Earlier this week, property website MyHome.ie, which is owned by The Irish Times, said the average selling price for a house in the Republic rose by just 0.72 per cent last year.

Mr Lyster said house prices are “pretty flat” at the minute and an increase in the supply of new homes this year would further “dampen down prices”.

“Prices softened up late in 2018 and early in 2019,” he said, citing Brexit as a drag on sentiment. “Earnings aren’t moving dramatically and the macroprudential rules are having the desired effect.”

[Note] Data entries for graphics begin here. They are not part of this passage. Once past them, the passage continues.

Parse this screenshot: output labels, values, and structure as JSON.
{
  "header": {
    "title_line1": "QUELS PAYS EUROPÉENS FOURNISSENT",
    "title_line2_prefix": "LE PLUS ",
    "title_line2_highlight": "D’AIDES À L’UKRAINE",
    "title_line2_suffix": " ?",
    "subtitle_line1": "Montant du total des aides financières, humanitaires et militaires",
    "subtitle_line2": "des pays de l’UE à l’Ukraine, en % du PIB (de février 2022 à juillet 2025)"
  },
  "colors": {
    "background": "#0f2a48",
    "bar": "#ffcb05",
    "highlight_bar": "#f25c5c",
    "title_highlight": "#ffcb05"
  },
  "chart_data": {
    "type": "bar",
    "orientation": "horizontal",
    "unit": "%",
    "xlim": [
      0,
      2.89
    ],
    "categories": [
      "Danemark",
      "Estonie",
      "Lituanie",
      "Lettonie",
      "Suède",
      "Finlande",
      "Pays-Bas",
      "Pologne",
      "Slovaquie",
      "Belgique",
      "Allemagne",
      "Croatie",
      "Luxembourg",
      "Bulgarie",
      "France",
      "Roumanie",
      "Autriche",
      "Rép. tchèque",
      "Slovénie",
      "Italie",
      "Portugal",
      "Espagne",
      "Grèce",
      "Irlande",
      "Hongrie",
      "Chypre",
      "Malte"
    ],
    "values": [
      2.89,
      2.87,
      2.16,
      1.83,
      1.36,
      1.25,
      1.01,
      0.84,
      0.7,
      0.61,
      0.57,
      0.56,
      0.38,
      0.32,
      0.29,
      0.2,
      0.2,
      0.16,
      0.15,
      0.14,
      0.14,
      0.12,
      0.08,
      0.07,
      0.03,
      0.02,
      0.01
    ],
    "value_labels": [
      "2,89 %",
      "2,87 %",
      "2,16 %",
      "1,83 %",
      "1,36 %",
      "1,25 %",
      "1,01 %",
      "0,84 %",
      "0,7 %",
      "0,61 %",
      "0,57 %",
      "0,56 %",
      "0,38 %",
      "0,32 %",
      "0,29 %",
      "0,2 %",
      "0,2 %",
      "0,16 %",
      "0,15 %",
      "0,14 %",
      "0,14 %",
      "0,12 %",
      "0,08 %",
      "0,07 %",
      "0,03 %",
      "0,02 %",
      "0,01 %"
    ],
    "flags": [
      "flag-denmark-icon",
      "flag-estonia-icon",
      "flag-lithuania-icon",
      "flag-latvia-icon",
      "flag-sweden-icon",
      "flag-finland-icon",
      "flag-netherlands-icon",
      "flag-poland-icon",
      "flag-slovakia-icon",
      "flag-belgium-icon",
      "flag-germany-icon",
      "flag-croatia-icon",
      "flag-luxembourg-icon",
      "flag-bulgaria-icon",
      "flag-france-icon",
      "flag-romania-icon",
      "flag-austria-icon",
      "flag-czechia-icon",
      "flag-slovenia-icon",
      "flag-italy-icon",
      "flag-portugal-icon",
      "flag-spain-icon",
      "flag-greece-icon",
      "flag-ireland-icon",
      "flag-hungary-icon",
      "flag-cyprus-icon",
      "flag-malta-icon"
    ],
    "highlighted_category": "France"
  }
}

Mr Lyster said the upcoming general election could be a further negative for the property market here, with the possibility of a “throwaway comment” from a politician that could affect sentiment.

New office

Lisney is preparing to open a new office in Blackrock, Co Dublin, which will effectively replace one that closed recently in Dún Laoghaire. It opened in Dalkey last March.

“We are seeing the benefits of having the Dalkey office because the values are higher out there and we’re hoping Blackrock will do the same for us.”

It also signed a new long-term lease on its head office and refurbished its Earlsfort Terrace base, where its advisory and transactional teams are located.

Mr Lyster said second-hand residential sales account for about a third of its business, as do commercial transactions. Advisory and valuation work makes up about a quarter of its revenues, with the balance coming from its base in Cork, where it sold about 50 second-hand homes last year.

The company closed the year with shareholder funds of €3.85 million. Lisney’s staff numbers rose by 11 to 116 while its payroll costs increased by 14 per cent to €10.6 million. Directors remuneration rose by 9.5 per cent to €3.7 million.